A new traffic diversion program, which started Monday, will allow Cortland County residents who don’t have a criminal history to potentially avoid getting points on their state drivers licenses, District Attorney Patrick Perfetti said Tuesday in a release. Previously, motorists who were pulled over and cited for a traffic violation had two options: plead guilty and pay the fine or go to a local court to contest the ticket.
With this program, a third option will allow cited motorists to visit a website, www.cortlandny.diversionconnect.com, and register for an application to be reviewed by the District Attorney’s Office. If accepted, the motorist can take a $200 driver safety course and be released from the offense. No report will be sent to the state Department of Motor Vehicles.
“The alleged offender will now be allowed to get online, apply for the program, and possibly avoid getting points on his or her license and a court date,” Perfetti said.
Drivers who get 11 points in 18 months see their licenses suspended. And points can increase insurance premiums.
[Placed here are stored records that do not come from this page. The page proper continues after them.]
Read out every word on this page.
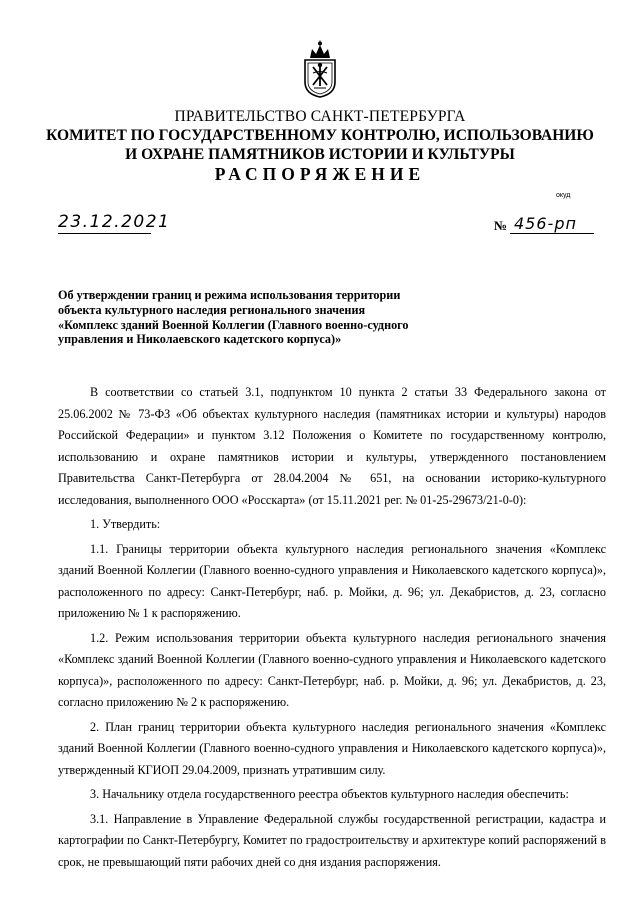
ПРАВИТЕЛЬСТВО САНКТ-ПЕТЕРБУРГА
КОМИТЕТ ПО ГОСУДАРСТВЕННОМУ КОНТРОЛЮ, ИСПОЛЬЗОВАНИЮ
И ОХРАНЕ ПАМЯТНИКОВ ИСТОРИИ И КУЛЬТУРЫ
РАСПОРЯЖЕНИЕ
окуд
23.12.2021	№ 456-рп
Об утверждении границ и режима использования территории
объекта культурного наследия регионального значения
«Комплекс зданий Военной Коллегии (Главного военно-судного
управления и Николаевского кадетского корпуса)»

В соответствии со статьей 3.1, подпунктом 10 пункта 2 статьи 33 Федерального закона от 25.06.2002 № 73-ФЗ «Об объектах культурного наследия (памятниках истории и культуры) народов Российской Федерации» и пунктом 3.12 Положения о Комитете по государственному контролю, использованию и охране памятников истории и культуры, утвержденного постановлением Правительства Санкт-Петербурга от 28.04.2004 № 651, на основании историко-культурного исследования, выполненного ООО «Росскарта» (от 15.11.2021 рег. № 01-25-29673/21-0-0):

1. Утвердить:

1.1. Границы территории объекта культурного наследия регионального значения «Комплекс зданий Военной Коллегии (Главного военно-судного управления и Николаевского кадетского корпуса)», расположенного по адресу: Санкт-Петербург, наб. р. Мойки, д. 96; ул. Декабристов, д. 23, согласно приложению № 1 к распоряжению.

1.2. Режим использования территории объекта культурного наследия регионального значения «Комплекс зданий Военной Коллегии (Главного военно-судного управления и Николаевского кадетского корпуса)», расположенного по адресу: Санкт-Петербург, наб. р. Мойки, д. 96; ул. Декабристов, д. 23, согласно приложению № 2 к распоряжению.

2. План границ территории объекта культурного наследия регионального значения «Комплекс зданий Военной Коллегии (Главного военно-судного управления и Николаевского кадетского корпуса)», утвержденный КГИОП 29.04.2009, признать утратившим силу.

3. Начальнику отдела государственного реестра объектов культурного наследия обеспечить:

3.1. Направление в Управление Федеральной службы государственной регистрации, кадастра и картографии по Санкт-Петербургу, Комитет по градостроительству и архитектуре копий распоряжений в срок, не превышающий пяти рабочих дней со дня издания распоряжения.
Perfetti initially suggested a program like this two years ago, and called for it again a year ago. It would save the county the cost of hiring staff because the state now requires district attorneys to provide evidence in every single traffic case, which Perfetti said would require hiring staff.
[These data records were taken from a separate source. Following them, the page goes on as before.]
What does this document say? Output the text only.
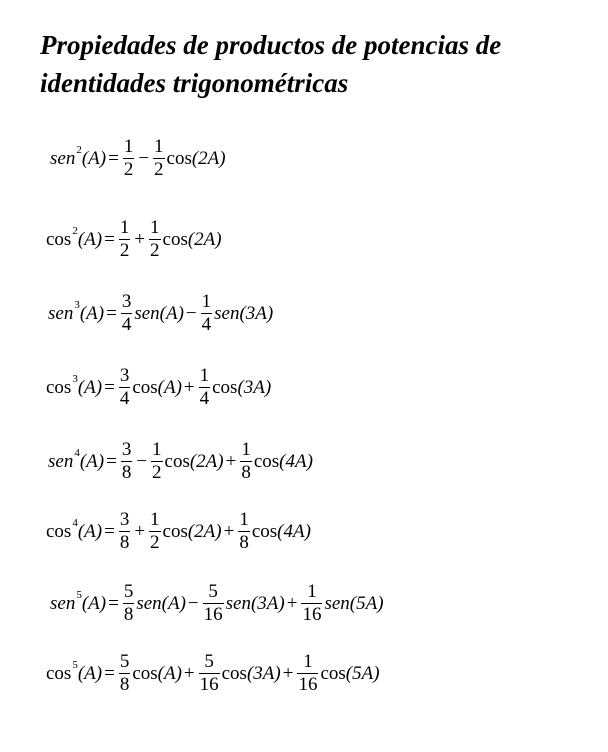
Propiedades de productos de potencias de
identidades trigonométricas
sen 2 $(A) = \frac{1}{2} - \frac{1}{2}$ cos (2A)
cos 2 $(A) = \frac{1}{2} + \frac{1}{2}$ cos (2A)
sen 3 $(A) = \frac{3}{4}$ sen $(A) - \frac{1}{4}$ sen (3A)
cos 3 $(A) = \frac{3}{4}$ $\cos (A) + \frac{1}{4}$ cos (3A)
sen 4 $(A) = \frac{3}{8} - \frac{1}{2}$ $\cos (2A) + \frac{1}{8}$ cos (4A)
cos 4 $(A) = \frac{3}{8} + \frac{1}{2}$ $\cos (2A) + \frac{1}{8}$ cos (4A)
sen 5 $(A) = \frac{5}{8}$ sen $(A) - \frac{5}{16}$ sen $(3A) + \frac{1}{16}$ sen (5A)
cos 5 $(A) = \frac{5}{8}$ $\cos (A) + \frac{5}{16}$ $\cos (3A) + \frac{1}{16}$ cos (5A)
It also keeps more money local, because under the state’s current structure, 53% of a traffic fine goes to the state, 42% to the municipal court and 5% goes to the county.
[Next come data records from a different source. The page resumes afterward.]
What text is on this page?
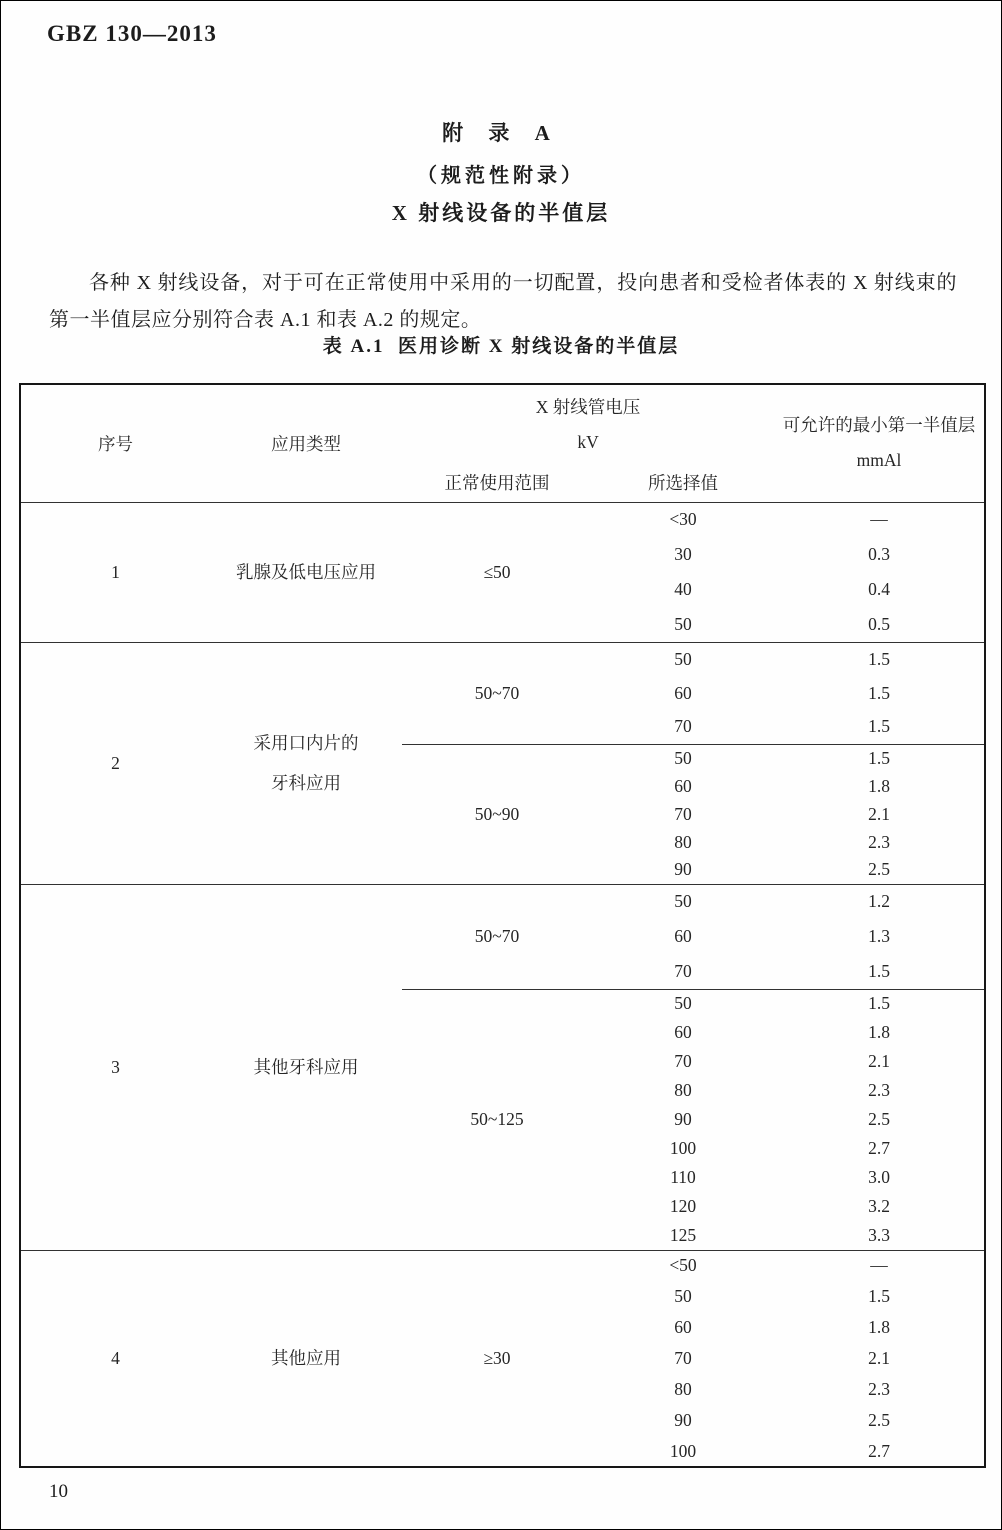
GBZ 130—2013
附 录 A
（规范性附录）
X 射线设备的半值层

各种 X 射线设备，对于可在正常使用中采用的一切配置，投向患者和受检者体表的 X 射线束的第一半值层应分别符合表 A.1 和表 A.2 的规定。

表 A.1  医用诊断 X 射线设备的半值层
序号	应用类型	
X 射线管电压
kV

可允许的最小第一半值层
mmAl

		正常使用范围	所选择值	
1	乳腺及低电压应用	≤50	<30	—
			30	0.3
			40	0.4
			50	0.5
2	采用口内片的
牙科应用	50~70	50	1.5
			60	1.5
			70	1.5
		50~90	50	1.5
			60	1.8
			70	2.1
			80	2.3
			90	2.5
3	其他牙科应用	50~70	50	1.2
			60	1.3
			70	1.5
		50~125	50	1.5
			60	1.8
			70	2.1
			80	2.3
			90	2.5
			100	2.7
			110	3.0
			120	3.2
			125	3.3
4	其他应用	≥30	<50	—
			50	1.5
			60	1.8
			70	2.1
			80	2.3
			90	2.5
			100	2.7
10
However, progress on the plan stalled a year ago when county legislature resolutions would have sent the income — $300,000 a year or more — to the general fund rather than kept under the district attorney’s control. Perfetti said in November 2019 that was unethical.
“I can’t be selling my discretionary authority to generate money for the county legislature,” he said then.
In July, facing courts reopening during the coronavirus pandemic, Perfetti told legislators he would seek an outside contractor to administer the program, which he can do without legislature approval.
About 10% of the $200 fee would go toward Diversion Management; the rest would go into a fund for law enforcement purposes.
In 2019, 3,906 traffic violations were given out by the Cortland County Sheriff’s Office, Capt. Rob Derksen said. That was a 39% decline from 2018, which had 6,389 traffic violations cited.
Derksen didn’t have specific numbers for 2020 but said that they were likely below 2019’s figure, as there was limited contact with the public during the beginning of the coronavirus pandemic except for the most egregious offenses, he said.
Derksen didn’t give an opinion on the new program, stating that as law enforcement agents, Sheriff’s officers pass out cards following tickets for people’s options on what they can do such as plead guilty, appeal, or now, take the course.
The officers, he said, are just there to provide the defendants with options.
Perfetti’s office will concentrate on the more severe breaches of the law and let the diversion program handle the lesser offenses, such as these traffic violations.
Perfetti also said that it will help reduce person-to-person contact, which has been a concern during the coronavirus pandemic.
“We’ll sit back and see how successful it will be,” Perfetti said.
Staff Reporter S.N Briere contributed to this report.